After finishing my commission early in 1992 I accepted the position on contract for five years as the Coordinator of the Aboriginal Studies programme at Murdoch University which might not have been the best move as my second divorced wife was living in Perth. When I arrived she took me to court for child maintenance and as I had a well paying job I gladly helped to support my two c
hildren.
A main reason for taking the job was to write a book on Aboriginal Affairs. Over the five years in the breaks between teaching I researched and wrote Us Mob—History, Culture, Struggle: An Introduction to Indigenous Australia which sold well and won the Ruth Adeney Koori Award for Aboriginal writing.
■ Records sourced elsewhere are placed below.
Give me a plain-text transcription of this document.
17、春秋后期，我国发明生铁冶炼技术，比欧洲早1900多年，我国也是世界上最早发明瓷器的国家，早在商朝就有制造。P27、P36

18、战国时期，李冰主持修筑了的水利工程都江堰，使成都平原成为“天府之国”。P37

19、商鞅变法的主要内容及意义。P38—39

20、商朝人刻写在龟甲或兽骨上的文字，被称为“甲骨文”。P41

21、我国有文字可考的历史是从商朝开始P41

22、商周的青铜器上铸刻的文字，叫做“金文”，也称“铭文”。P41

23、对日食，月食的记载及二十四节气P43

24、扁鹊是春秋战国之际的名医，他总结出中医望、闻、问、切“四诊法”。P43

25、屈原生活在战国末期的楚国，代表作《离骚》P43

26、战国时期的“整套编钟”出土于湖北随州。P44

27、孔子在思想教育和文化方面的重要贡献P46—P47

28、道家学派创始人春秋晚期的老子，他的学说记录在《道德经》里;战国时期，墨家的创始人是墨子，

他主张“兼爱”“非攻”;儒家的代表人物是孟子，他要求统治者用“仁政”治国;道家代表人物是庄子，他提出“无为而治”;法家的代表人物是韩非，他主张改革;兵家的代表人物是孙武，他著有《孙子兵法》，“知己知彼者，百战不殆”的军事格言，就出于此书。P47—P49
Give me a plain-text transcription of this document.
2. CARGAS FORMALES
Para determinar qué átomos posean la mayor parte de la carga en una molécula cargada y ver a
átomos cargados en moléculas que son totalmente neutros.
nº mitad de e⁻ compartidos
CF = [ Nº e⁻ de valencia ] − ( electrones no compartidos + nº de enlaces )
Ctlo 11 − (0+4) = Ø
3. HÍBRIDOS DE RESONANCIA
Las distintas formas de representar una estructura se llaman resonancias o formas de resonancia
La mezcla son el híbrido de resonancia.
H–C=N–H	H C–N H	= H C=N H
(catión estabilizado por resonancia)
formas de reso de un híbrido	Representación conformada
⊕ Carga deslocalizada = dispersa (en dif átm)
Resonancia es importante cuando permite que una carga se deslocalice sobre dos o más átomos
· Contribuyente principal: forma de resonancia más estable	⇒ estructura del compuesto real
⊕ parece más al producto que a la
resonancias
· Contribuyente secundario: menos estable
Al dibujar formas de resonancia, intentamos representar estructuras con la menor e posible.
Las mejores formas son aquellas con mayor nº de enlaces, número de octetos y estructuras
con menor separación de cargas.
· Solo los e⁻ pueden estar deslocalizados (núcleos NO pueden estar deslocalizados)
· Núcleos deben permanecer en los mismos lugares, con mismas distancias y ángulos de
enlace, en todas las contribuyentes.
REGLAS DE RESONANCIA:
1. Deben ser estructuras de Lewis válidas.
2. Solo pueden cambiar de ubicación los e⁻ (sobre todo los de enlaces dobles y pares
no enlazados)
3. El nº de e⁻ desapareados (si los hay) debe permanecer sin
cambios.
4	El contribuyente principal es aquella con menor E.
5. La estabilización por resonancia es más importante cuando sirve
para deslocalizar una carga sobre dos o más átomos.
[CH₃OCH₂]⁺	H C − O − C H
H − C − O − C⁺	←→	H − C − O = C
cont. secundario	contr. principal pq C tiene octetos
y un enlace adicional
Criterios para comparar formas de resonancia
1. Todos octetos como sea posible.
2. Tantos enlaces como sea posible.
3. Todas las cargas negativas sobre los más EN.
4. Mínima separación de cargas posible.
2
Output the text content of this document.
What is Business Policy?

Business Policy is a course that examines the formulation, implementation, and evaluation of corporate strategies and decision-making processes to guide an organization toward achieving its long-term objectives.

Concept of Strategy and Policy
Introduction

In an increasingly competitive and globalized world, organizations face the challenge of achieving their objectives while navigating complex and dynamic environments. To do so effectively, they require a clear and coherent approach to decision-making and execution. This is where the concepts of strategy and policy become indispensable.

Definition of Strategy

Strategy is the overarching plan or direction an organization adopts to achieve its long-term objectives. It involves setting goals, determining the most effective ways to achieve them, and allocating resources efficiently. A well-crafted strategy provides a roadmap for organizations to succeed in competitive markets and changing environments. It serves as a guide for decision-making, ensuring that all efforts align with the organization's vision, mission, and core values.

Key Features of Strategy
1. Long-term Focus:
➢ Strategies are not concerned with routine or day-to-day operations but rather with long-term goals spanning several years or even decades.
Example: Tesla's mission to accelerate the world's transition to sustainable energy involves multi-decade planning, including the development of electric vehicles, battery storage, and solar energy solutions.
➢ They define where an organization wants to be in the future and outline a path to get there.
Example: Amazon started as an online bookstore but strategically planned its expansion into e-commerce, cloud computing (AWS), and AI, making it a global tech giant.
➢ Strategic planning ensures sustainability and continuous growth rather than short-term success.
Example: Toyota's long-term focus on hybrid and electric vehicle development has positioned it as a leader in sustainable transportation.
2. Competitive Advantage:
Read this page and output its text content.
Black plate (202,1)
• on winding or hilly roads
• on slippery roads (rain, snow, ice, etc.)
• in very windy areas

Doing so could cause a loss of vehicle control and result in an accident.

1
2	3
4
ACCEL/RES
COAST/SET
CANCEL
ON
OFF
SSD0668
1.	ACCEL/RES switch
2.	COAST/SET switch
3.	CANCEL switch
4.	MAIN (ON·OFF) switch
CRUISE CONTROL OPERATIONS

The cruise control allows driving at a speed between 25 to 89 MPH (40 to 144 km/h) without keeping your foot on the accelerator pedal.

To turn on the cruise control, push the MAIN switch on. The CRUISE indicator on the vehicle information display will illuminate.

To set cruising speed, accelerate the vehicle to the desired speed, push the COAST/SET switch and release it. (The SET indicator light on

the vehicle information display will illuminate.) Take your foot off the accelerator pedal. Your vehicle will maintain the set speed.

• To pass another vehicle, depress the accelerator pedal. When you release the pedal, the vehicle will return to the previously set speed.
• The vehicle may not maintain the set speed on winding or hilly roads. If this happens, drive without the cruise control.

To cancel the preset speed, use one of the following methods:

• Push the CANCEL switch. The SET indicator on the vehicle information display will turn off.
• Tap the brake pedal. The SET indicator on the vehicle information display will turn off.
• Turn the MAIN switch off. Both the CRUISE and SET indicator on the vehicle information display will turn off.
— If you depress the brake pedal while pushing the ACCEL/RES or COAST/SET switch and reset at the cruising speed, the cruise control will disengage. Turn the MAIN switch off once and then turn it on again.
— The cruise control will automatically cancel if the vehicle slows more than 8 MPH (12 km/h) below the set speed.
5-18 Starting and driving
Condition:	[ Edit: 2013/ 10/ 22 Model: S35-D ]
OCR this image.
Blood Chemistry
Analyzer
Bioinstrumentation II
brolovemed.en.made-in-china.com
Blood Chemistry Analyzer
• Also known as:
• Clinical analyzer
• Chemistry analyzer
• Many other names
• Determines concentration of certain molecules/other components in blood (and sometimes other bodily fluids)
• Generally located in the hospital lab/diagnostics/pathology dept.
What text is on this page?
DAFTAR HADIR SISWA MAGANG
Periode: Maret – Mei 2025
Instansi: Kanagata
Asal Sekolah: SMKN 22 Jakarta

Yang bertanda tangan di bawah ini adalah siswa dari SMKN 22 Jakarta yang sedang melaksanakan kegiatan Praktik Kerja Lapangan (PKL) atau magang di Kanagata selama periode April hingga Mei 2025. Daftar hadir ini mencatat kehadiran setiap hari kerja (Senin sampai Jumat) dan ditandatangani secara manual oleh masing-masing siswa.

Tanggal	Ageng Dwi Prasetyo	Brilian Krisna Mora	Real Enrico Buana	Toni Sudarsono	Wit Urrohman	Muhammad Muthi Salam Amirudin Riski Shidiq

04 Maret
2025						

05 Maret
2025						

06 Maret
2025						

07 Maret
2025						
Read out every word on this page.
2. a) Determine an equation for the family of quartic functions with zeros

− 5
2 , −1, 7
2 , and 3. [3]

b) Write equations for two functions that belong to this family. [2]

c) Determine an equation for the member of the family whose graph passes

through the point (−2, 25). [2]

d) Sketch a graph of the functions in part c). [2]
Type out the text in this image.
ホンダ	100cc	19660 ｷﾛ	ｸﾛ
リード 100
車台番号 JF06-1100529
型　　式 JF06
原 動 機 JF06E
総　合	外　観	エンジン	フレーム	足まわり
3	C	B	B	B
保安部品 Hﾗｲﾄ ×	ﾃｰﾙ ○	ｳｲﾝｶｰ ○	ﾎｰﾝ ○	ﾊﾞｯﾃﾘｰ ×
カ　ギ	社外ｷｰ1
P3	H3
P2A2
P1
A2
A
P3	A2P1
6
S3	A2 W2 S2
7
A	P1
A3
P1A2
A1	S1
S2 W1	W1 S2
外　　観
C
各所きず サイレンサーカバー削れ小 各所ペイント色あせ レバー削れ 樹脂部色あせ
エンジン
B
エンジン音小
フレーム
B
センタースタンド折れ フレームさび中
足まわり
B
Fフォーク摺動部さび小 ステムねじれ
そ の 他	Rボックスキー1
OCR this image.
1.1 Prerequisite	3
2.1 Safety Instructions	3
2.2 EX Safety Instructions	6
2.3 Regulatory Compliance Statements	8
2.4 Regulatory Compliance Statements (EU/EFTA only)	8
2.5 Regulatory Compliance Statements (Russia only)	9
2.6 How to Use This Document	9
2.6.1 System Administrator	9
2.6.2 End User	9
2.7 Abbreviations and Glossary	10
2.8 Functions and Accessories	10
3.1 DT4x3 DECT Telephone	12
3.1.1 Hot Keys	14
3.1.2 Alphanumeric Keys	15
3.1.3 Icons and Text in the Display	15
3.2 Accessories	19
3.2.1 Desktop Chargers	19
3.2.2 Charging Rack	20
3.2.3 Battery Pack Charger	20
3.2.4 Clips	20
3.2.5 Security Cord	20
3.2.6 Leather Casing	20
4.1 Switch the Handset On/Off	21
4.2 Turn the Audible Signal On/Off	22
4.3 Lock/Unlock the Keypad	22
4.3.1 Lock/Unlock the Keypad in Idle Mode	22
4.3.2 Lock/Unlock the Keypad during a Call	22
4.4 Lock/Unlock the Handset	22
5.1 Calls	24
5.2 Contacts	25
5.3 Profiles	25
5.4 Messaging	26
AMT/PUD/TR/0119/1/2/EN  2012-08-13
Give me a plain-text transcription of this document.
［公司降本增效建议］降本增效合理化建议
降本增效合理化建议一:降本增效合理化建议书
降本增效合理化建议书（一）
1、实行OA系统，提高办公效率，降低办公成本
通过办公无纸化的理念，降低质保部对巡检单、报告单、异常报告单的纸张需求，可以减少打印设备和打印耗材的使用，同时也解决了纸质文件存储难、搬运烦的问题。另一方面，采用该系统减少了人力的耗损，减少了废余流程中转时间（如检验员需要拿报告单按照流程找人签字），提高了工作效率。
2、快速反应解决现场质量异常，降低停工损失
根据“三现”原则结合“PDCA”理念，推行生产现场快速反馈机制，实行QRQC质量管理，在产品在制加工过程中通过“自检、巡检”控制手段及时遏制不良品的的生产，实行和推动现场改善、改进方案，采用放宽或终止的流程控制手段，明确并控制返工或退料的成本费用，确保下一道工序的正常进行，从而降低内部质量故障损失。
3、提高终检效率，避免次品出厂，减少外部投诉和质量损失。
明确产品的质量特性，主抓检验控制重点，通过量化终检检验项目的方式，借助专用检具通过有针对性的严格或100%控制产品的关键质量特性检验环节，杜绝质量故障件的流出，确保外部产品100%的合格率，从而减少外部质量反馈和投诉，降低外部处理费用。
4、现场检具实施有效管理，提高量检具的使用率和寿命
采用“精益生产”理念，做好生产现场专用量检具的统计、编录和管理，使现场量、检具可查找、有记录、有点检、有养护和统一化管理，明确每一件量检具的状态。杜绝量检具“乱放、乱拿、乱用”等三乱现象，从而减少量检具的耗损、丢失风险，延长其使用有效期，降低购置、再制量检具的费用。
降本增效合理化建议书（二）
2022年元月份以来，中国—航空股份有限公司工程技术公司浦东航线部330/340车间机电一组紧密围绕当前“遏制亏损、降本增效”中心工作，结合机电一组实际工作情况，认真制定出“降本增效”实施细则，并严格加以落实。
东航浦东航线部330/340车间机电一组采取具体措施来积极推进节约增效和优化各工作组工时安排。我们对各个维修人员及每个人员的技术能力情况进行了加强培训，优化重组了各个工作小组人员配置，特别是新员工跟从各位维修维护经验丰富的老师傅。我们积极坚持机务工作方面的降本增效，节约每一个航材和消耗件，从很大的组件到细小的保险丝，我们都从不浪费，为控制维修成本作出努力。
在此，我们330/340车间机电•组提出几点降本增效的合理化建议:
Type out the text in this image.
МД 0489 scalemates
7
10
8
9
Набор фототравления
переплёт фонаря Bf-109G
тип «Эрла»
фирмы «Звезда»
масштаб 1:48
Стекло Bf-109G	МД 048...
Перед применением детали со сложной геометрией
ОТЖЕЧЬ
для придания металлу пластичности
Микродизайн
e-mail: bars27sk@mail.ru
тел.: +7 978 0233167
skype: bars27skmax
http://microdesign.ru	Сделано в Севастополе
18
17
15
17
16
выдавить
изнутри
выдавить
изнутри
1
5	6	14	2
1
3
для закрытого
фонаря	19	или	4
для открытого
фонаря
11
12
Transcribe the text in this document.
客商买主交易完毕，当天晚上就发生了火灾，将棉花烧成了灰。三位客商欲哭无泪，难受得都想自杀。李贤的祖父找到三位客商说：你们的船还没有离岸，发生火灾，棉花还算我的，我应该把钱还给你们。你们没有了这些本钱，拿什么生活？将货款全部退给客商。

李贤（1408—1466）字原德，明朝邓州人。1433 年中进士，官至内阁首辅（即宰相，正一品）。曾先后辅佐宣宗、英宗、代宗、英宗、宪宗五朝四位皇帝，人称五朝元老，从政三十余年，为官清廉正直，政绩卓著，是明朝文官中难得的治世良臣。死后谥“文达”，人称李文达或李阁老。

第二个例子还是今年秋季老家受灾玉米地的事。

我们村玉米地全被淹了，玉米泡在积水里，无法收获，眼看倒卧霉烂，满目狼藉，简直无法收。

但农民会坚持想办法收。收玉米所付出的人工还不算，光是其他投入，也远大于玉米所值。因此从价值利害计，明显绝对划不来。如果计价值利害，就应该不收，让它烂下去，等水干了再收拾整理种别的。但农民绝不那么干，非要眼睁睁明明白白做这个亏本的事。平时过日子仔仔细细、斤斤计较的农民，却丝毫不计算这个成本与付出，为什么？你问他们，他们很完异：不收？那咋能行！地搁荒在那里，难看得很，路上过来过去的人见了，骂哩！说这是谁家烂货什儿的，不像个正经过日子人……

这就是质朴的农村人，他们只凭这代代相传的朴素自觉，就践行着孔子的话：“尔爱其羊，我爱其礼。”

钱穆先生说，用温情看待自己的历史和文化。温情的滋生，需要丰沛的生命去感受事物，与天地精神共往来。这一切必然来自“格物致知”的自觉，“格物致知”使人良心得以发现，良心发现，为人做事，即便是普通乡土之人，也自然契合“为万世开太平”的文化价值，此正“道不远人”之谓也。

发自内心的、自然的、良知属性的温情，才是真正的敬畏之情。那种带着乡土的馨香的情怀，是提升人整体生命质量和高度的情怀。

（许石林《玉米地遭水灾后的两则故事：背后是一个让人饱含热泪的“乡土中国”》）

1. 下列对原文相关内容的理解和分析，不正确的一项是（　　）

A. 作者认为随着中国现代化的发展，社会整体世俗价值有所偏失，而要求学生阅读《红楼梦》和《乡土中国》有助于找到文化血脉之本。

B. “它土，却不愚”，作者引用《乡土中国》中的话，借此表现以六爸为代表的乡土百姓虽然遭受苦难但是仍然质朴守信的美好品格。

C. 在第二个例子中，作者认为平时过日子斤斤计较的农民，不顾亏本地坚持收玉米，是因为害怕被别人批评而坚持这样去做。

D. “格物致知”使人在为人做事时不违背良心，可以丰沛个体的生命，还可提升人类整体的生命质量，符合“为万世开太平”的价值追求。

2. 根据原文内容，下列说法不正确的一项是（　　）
I worked hard in Perth and then my eldest sister, Betty contacted me. I met her at the old St. Joseph’s Girls’ Orphanage which was turning into a museum or something strange. When I came to her the first thing she said to me was: ‘Why do you want to be an Aborigine, they are dirty.’ I actually startled and stared at this old brown woman who looked like a Noongar woman. With her was an Irish woman who had done our genealogy somewhat carelessly. She said that I should be happy that I came from a well-off pastoral family. She didn’t know that I had already researched out this supposedly welloff pastoral family and they were nothing of the sort. Next and worse, I met my brother Frank whom I remembered meeting in Clontarf. I had treasured this meeting and now he denied that it had ever taken place. He also looked like a Noongar. I didn’t know what to make of these two and felt insulted and hurt by both of them. They weren’t my kind of folks and there was nothing in their looks to even suggest that they were descended from Afro-Americans and not Noongars. Betty reminded me of those sad dark women who when girls had spent hours scrubbing their faces in order to rub off the black. In Western Australia to be an Aborigine is the worst thing you can be and even my eldest son, Kalu, has told me that they hate Aborigines there. From recent events this still appears to be the case and I have no plans to return to my home state , though at times I do get home sick.